Der Kritiker Leo Berg (1862-1908) ruft 1886 den literarischen Verein „Durch!“ ins Leben, der sich schnell zum Gründungsforum des Berliner Naturalismus entwickelt. Seinen Mitgliedern öffnet Berg die Spalten der reformburschenschaftlichen Zeitschriften, die er seit 1885 redigiert. Darüber hinaus gibt er 1887/88 zusammen mit dem Germanisten Eugen Wolff die Litterarischen Volkshefte – eine Reihe von Abhandlungen zum „Princip der Moderne“ - heraus. Mit der Hinwendung zur Philosophie Nietzsches vollzieht sich ab 1889 ein leichter Kurswechsel in Bergs ästhetischer und literaturpolitischer Orientierung. „Naturalismus“ ist für ihn fortan nur eine von mehreren Qualitäten großer Literatur. Entsprechend flexibel, ja kompromissbereit zeigt sich Berg in seiner Mitarbeit in der Freien Litterarischen Gesellschaft (Berlin), als Herausgeber der kurzlebigen Zeitschrift Die Moderne und als Mitherausgeber der Anthologie Moderne Lyrik (1892).

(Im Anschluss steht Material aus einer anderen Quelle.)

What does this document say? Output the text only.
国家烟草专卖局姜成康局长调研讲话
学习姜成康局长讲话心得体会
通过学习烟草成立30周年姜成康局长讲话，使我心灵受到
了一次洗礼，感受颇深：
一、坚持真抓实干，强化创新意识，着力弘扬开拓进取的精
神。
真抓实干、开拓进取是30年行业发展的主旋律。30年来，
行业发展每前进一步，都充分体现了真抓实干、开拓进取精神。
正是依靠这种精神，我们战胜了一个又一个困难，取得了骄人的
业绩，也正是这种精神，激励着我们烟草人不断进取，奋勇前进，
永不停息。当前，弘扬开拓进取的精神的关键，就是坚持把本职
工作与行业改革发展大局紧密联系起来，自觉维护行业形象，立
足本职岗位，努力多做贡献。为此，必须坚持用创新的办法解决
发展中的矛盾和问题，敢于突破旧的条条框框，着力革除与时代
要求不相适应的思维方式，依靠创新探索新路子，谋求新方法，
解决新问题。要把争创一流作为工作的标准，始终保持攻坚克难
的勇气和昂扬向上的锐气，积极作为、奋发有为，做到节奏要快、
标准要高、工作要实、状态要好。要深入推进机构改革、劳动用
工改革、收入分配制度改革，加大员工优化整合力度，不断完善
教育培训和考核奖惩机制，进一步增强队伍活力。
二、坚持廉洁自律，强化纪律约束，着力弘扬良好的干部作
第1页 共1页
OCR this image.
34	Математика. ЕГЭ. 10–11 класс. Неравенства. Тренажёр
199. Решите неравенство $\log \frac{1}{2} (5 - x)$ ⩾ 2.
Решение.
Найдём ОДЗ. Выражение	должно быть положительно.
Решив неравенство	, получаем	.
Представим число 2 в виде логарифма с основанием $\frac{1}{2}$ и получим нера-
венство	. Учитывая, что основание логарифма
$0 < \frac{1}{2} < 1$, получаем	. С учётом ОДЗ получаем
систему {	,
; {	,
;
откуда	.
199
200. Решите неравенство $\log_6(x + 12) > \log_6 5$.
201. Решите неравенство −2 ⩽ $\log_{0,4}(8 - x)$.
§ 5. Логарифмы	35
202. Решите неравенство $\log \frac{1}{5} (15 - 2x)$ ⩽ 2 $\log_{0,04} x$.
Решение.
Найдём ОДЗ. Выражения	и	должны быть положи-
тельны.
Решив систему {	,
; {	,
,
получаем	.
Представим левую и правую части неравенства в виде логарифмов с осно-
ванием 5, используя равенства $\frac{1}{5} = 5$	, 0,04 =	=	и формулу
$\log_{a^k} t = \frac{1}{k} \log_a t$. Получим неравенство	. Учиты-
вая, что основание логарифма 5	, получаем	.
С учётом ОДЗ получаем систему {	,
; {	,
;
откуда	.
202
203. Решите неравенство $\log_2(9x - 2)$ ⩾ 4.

Unter dem Pseudonym „Leo Gorel“ warnt der bekennende Jude Berg frühzeitig vor den Gefahren des Antisemitismus. Bergs aufklärerisches Anliegen tritt in späteren Schriften in zunehmende Spannung zu kulturpessimistischen Tendenzen und einer Resignation vor dem „Stumpfsinn, der über Deutschlands Geist brütet.“
Die Edition versammelt alle erreichbaren Briefe von und an Berg im Zeitraum 1884-1891 aus 23 in- und ausländischen Archiven und Bibliotheken sowie aus Privatbesitz. Sie erlaubt damit erstmals einen Überblick über die Fülle der publizistischen und organisatorischen Aktivitäten eines führenden ‚Netzwerkers‘ der Moderne, aber auch über den persönlichen Charakter mancher Beziehungen (vor allem zu Hartleben und Hauptmann).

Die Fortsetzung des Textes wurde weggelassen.